По пересохшему дну мы приблизились к обители, построенной уступами на ужасной крутизне, и поднялись вверх, содрогаясь невольно при каждом повороте. Всё здание обнесено высокими стенами, и больше имеет вид укреплённого замка, нежели убежища для мирных иноков. На самой вершине две четвероугольные башни служат монахам подзорными каланчами. Тут вспомнил я слова Даниила игумена: дивно несказанно, кельи приклеены к скалам, как звёзды к небесам – и действительно, дивно и чудно: над обрывом скалистым Кедрского потока, обнесённые стеной, лепятся одна келия к другой, две башни, одна, Юстиниана, составляет верхний исходящий угол обители, а другая, вне стен, соединялась стеною с Юстиниановой и составляла другой угол.

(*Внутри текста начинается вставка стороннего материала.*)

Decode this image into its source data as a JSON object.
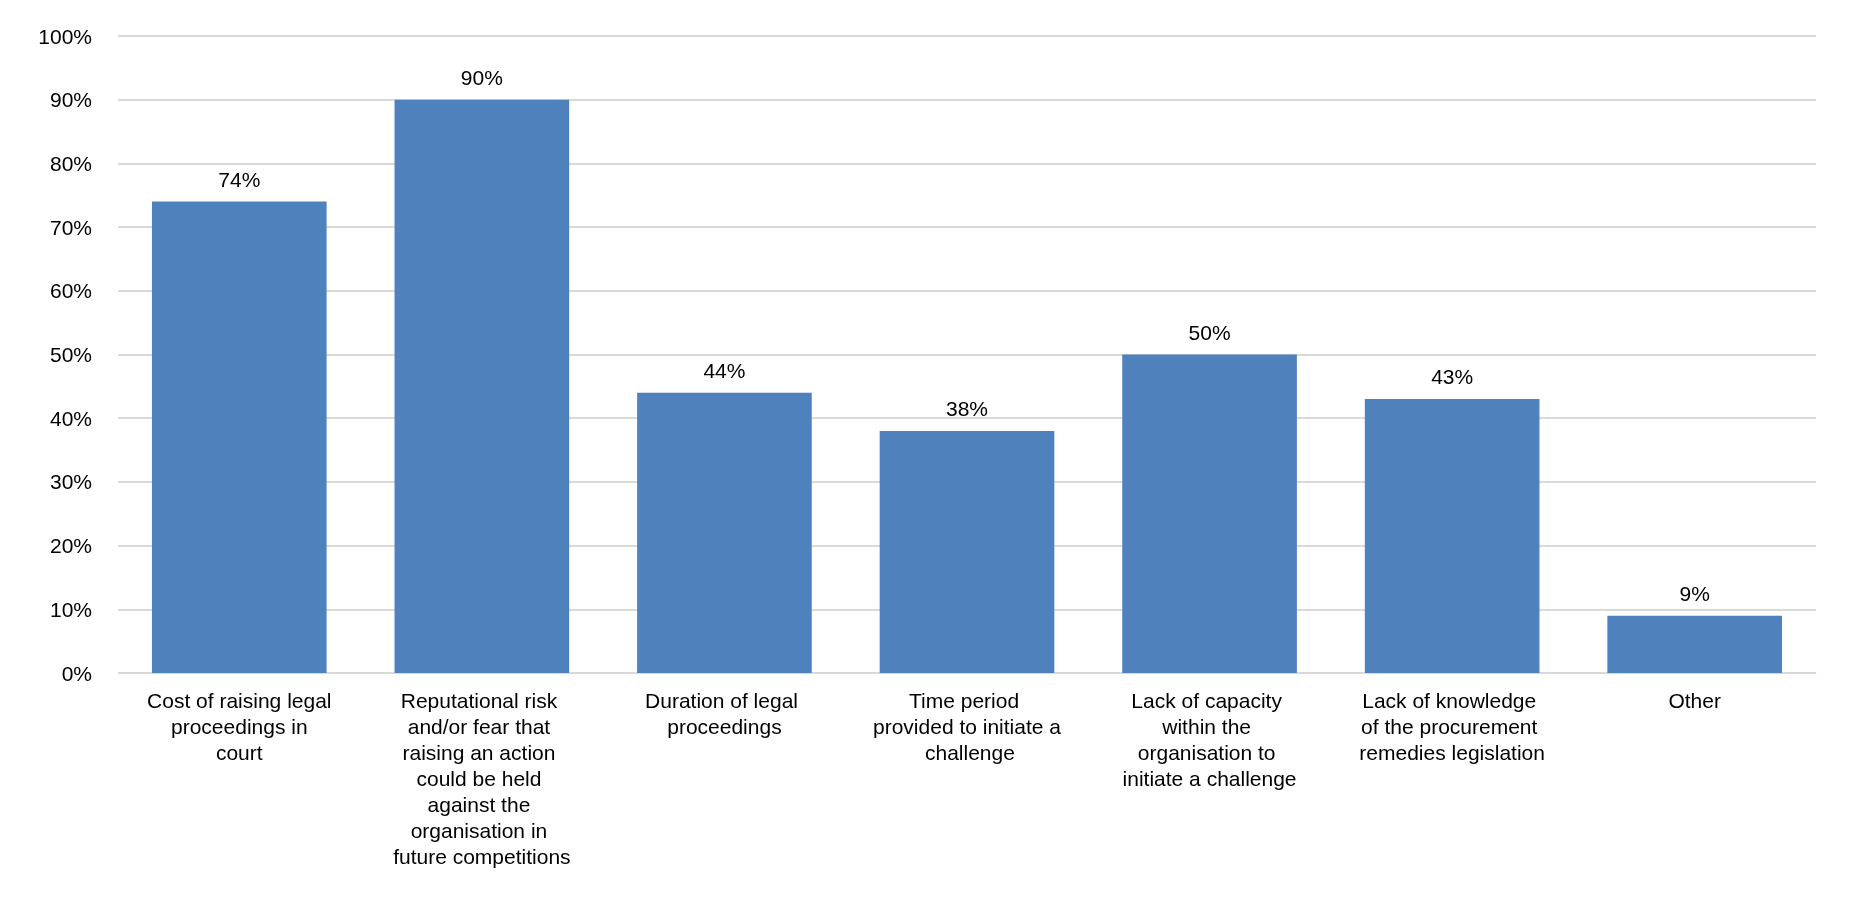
{
  "chart_data": {
    "type": "bar",
    "categories": [
      "Cost of raising legal proceedings in court",
      "Reputational risk and/or fear that raising an action could be held against the organisation in future competitions",
      "Duration of legal proceedings",
      "Time period provided to initiate a challenge",
      "Lack of capacity within the organisation to initiate a challenge",
      "Lack of knowledge of the procurement remedies legislation",
      "Other"
    ],
    "values": [
      74,
      90,
      44,
      38,
      50,
      43,
      9
    ],
    "value_labels": [
      "74%",
      "90%",
      "44%",
      "38%",
      "50%",
      "43%",
      "9%"
    ],
    "color": "#4f81bd",
    "ylim": [
      0,
      100
    ],
    "yticks": [
      {
        "value": 0,
        "label": "0%"
      },
      {
        "value": 10,
        "label": "10%"
      },
      {
        "value": 20,
        "label": "20%"
      },
      {
        "value": 30,
        "label": "30%"
      },
      {
        "value": 40,
        "label": "40%"
      },
      {
        "value": 50,
        "label": "50%"
      },
      {
        "value": 60,
        "label": "60%"
      },
      {
        "value": 70,
        "label": "70%"
      },
      {
        "value": 80,
        "label": "80%"
      },
      {
        "value": 90,
        "label": "90%"
      },
      {
        "value": 100,
        "label": "100%"
      }
    ],
    "grid": "y"
  }
}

Прохор ударил в колокольчик, но и без того уже нас заметили с башни, немедленно ворота отворили, и стоило лишь ступить нам под своды врат, как раздался словно бы отовсюду гул большого колокола. Один лишь удар породил долгий раскат отражавшихся от всех стен звуков, которые будто бы понеслись в ворота, где замерли мы, благоговейно им внимая.

Искать друга не пришлось: простирая объятия, уже летела навстречу мне его фигура в длинных облачениях, едва касаясь земли. Статью, осанкой и особенно взглядом – прямым и лучистым, он выделялся из всей братии, более напоминая настоятеля или архиерея.

– Не Стефан уж, – предвосхитил он мой вопрос, когда облобызались мы трижды. – Ноября двадцать первого числа, того памятного тридцатого года, – поведал он мне степенно, – свершилось второе моё рождение. Многогрешный, принял аз от руки митрополита Мисаила пострижение во иноческий чин и имя Серапиона, монаха патриаршего сего монастыря, так-то вот, Алексей Петрович.

– Простите… я догадывался, но не знал наверное. А письмами беспокоить не стал.

Куда-то отступили тревоги мои, и захотелось мне провести здесь не один день. Спешил, мчал, ожидая встречи нетерпеливо, чтобы с порога выплеснуть свои заботы, чтобы настойчиво требовать ответа, а теперь вот приехал и радовался простому и забытому явлению.

– Ну, пойдёмте, – пригласил он, – отрясём прах дорожный, покажу вам обитель. Вовремя вы приехали, аккурат к всеночной.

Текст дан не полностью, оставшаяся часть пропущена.